The process of confession begins before you arrive. Take some time to pray and reflect on how you have sinned in word, thought or deed. This examination of conscience is a vital step in relieving your soul of the burden of any act that you have committed with intent. In particular, think about the things that you have done that meet the criteria for mortal sin:
- Full knowledge
- Full consent
- Grave matter
Many parishioners will make notes of the memories that come up during reflection, especially if it has been a while since their last confession. Jotting down what you need to discuss with the priest is a good way to ensure that you don't leave anything out.
When you enter the confessional, you start for asking for the priest's blessing and admitting that you have sinned. Typically, you then admit how long it has been since the last time you confessed. When listing your offenses, start with the mortal sins and finish with the venial sins (those considered lesser sins that do not necessarily separate people from God but still entail acting in a way that is not ideal).
One of the main points of this process is to express sorrow or regret about the sins you have committed. After all, to list the things that you have done wrong with no intention of changing your behavior or seeking guidance is not a true confession but merely just a statement of facts. Therefore, contrition is a necessary step. At the end of your confession of your struggles, it is important to express that you are sorry for what you have done.

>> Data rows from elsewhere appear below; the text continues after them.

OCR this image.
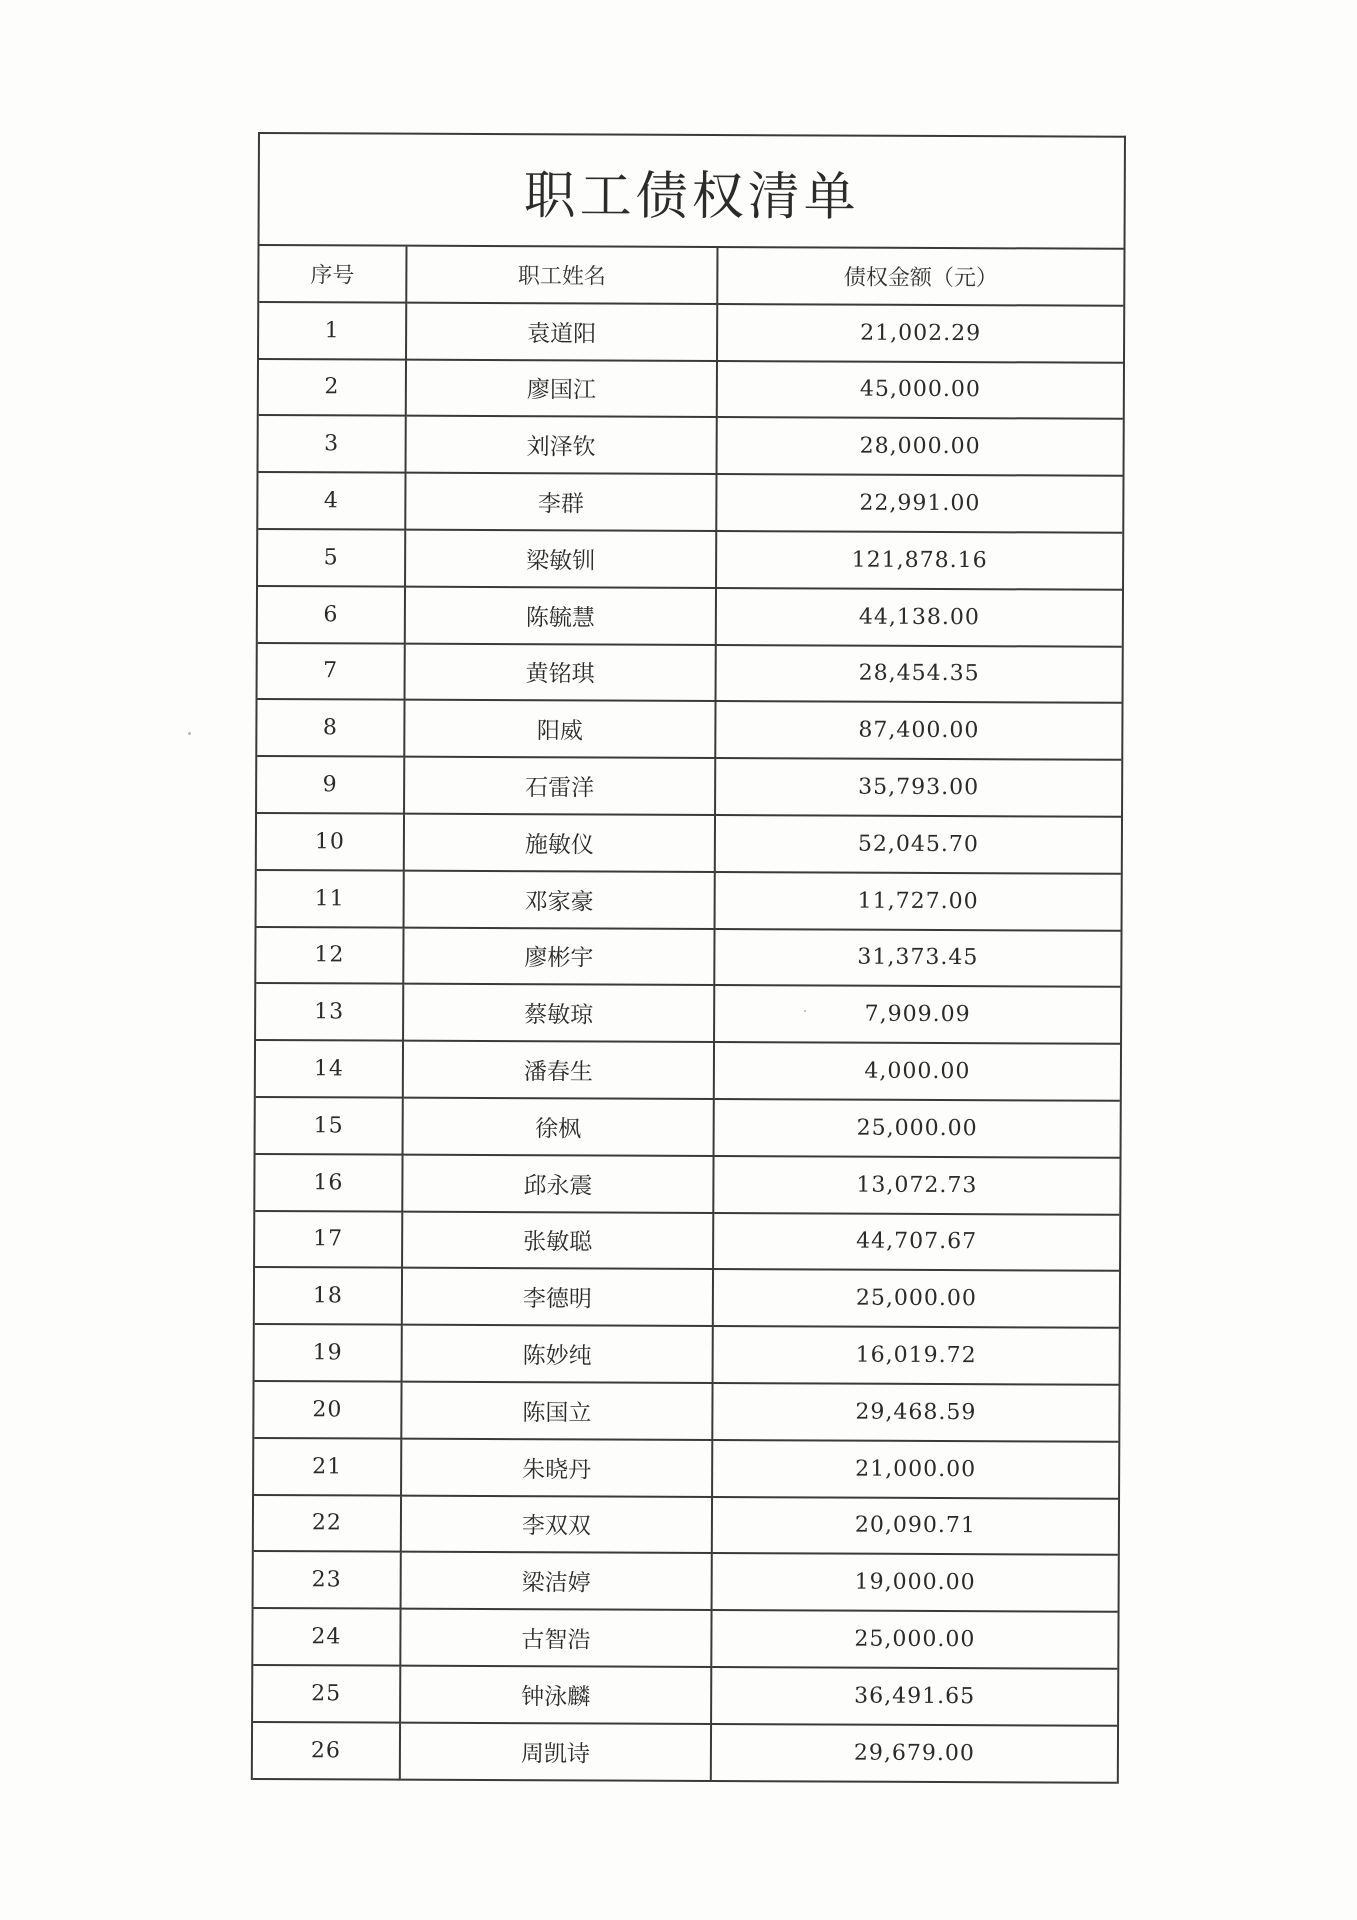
职工债权清单
序号	职工姓名	债权金额（元）
1	袁道阳	21,002.29
2	廖国江	45,000.00
3	刘泽钦	28,000.00
4	李群	22,991.00
5	梁敏钏	121,878.16
6	陈毓慧	44,138.00
7	黄铭琪	28,454.35
8	阳威	87,400.00
9	石雷洋	35,793.00
10	施敏仪	52,045.70
11	邓家豪	11,727.00
12	廖彬宇	31,373.45
13	蔡敏琼	7,909.09
14	潘春生	4,000.00
15	徐枫	25,000.00
16	邱永震	13,072.73
17	张敏聪	44,707.67
18	李德明	25,000.00
19	陈妙纯	16,019.72
20	陈国立	29,468.59
21	朱晓丹	21,000.00
22	李双双	20,090.71
23	梁洁婷	19,000.00
24	古智浩	25,000.00
25	钟泳麟	36,491.65
26	周凯诗	29,679.00
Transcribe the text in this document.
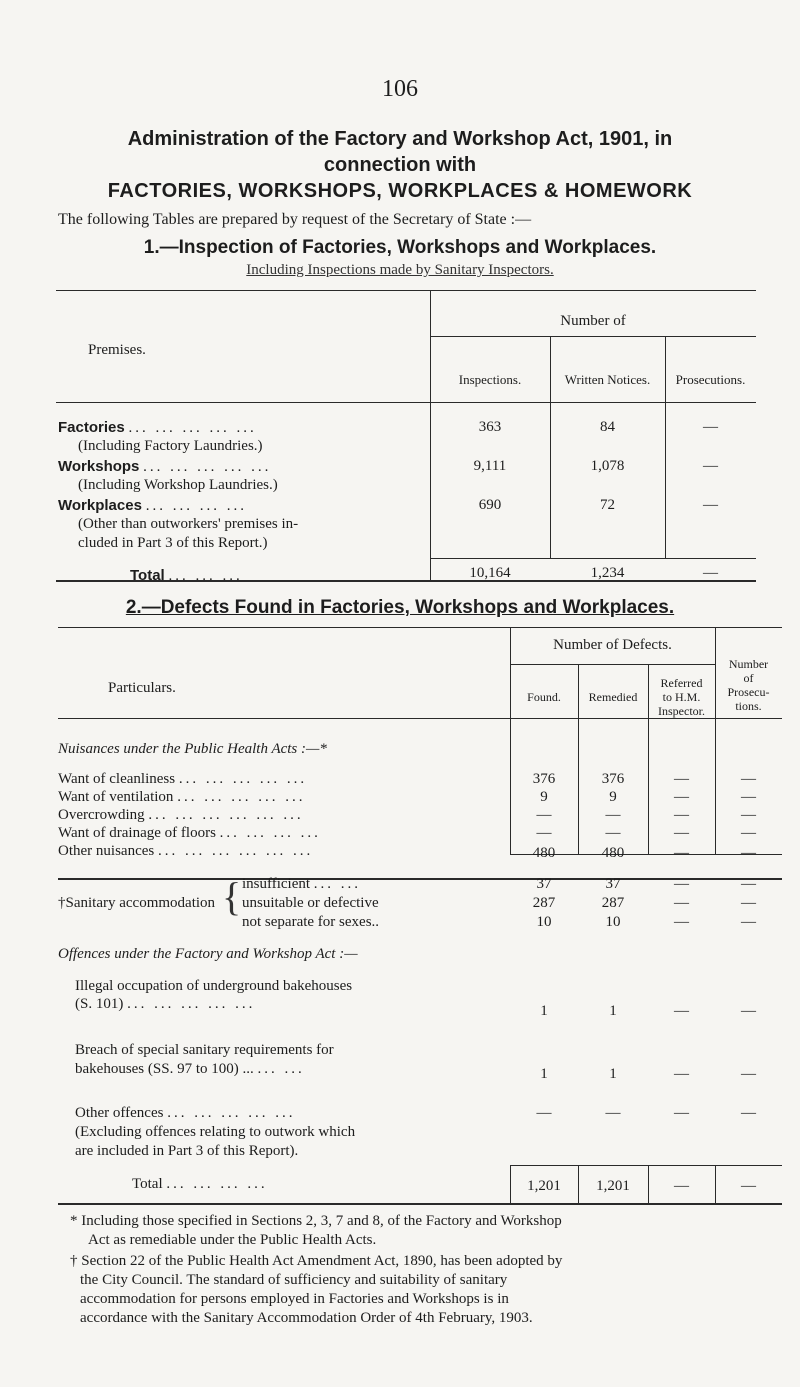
106
Administration of the Factory and Workshop Act, 1901, in
connection with
FACTORIES, WORKSHOPS, WORKPLACES & HOMEWORK
The following Tables are prepared by request of the Secretary of State :—
1.—Inspection of Factories, Workshops and Workplaces.
Including Inspections made by Sanitary Inspectors.
Premises.
Number of
Inspections.	Written Notices.	Prosecutions.
Factories ... ... ... ... ...
(Including Factory Laundries.)
363	84	—
Workshops ... ... ... ... ...
(Including Workshop Laundries.)
9,111	1,078	—
Workplaces ... ... ... ...
(Other than outworkers' premises in-
cluded in Part 3 of this Report.)
690	72	—
Total ... ... ...	10,164	1,234	—
2.—Defects Found in Factories, Workshops and Workplaces.
Particulars.
Number of Defects.
Found.	Remedied
Referred
to H.M.
Inspector.
Number
of
Prosecu-
tions.
Nuisances under the Public Health Acts :—*
Want of cleanliness ... ... ... ... ...	376	376	—	—
Want of ventilation ... ... ... ... ...	9	9	—	—
Overcrowding ... ... ... ... ... ...	—	—	—	—
Want of drainage of floors ... ... ... ...	—	—	—	—
Other nuisances ... ... ... ... ... ...	480	480	—	—
†Sanitary accommodation { insufficient ... ...	37	37	—	—
unsuitable or defective	287	287	—	—
not separate for sexes..	10	10	—	—
Offences under the Factory and Workshop Act :—
Illegal occupation of underground bakehouses
(S. 101) ... ... ... ... ...	1	1	—	—
Breach of special sanitary requirements for
bakehouses (SS. 97 to 100) ... ... ...	1	1	—	—
Other offences ... ... ... ... ...
(Excluding offences relating to outwork which
are included in Part 3 of this Report).
—	—	—	—
Total ... ... ... ...	1,201	1,201	—	—
* Including those specified in Sections 2, 3, 7 and 8, of the Factory and Workshop
Act as remediable under the Public Health Acts.
† Section 22 of the Public Health Act Amendment Act, 1890, has been adopted by
the City Council. The standard of sufficiency and suitability of sanitary
accommodation for persons employed in Factories and Workshops is in
accordance with the Sanitary Accommodation Order of 4th February, 1903.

The priest can assist you with a prayer of contrition if you don't know one.
After you have concluded your confession, the priest will often offer advice that pertains to your situation. If, for example, you have been at odds with a friend and said or did something unkind out of frustration, the priest may be able to offer guidance on how to manage the conflict better or think of your friend in a more positive light so that your attitude toward them can be changed. If something you said during the confession indicates that you could benefit from further counseling, the priest may also take this opportunity to refer you to a trusted professional.
At the end of your confession, the priest will likely give you acts to do in penance of your sins. Penance is more than a spiritual to-do list. It is typically designed specifically to counteract the negative actions you have taken. In addition to specific prayers, it may involve an act of charity or kindness. Penance can also take the form of abstinence from a certain activity, at least until you can engage in it in a healthy, productive way.
Once the five steps are complete, the priest prays a prayer of absolution to remove the burden of the sins you have just confessed. It is at this point that many people experience relief or joy. For many Catholics, regular confession is an irreplaceable part of their spiritual life.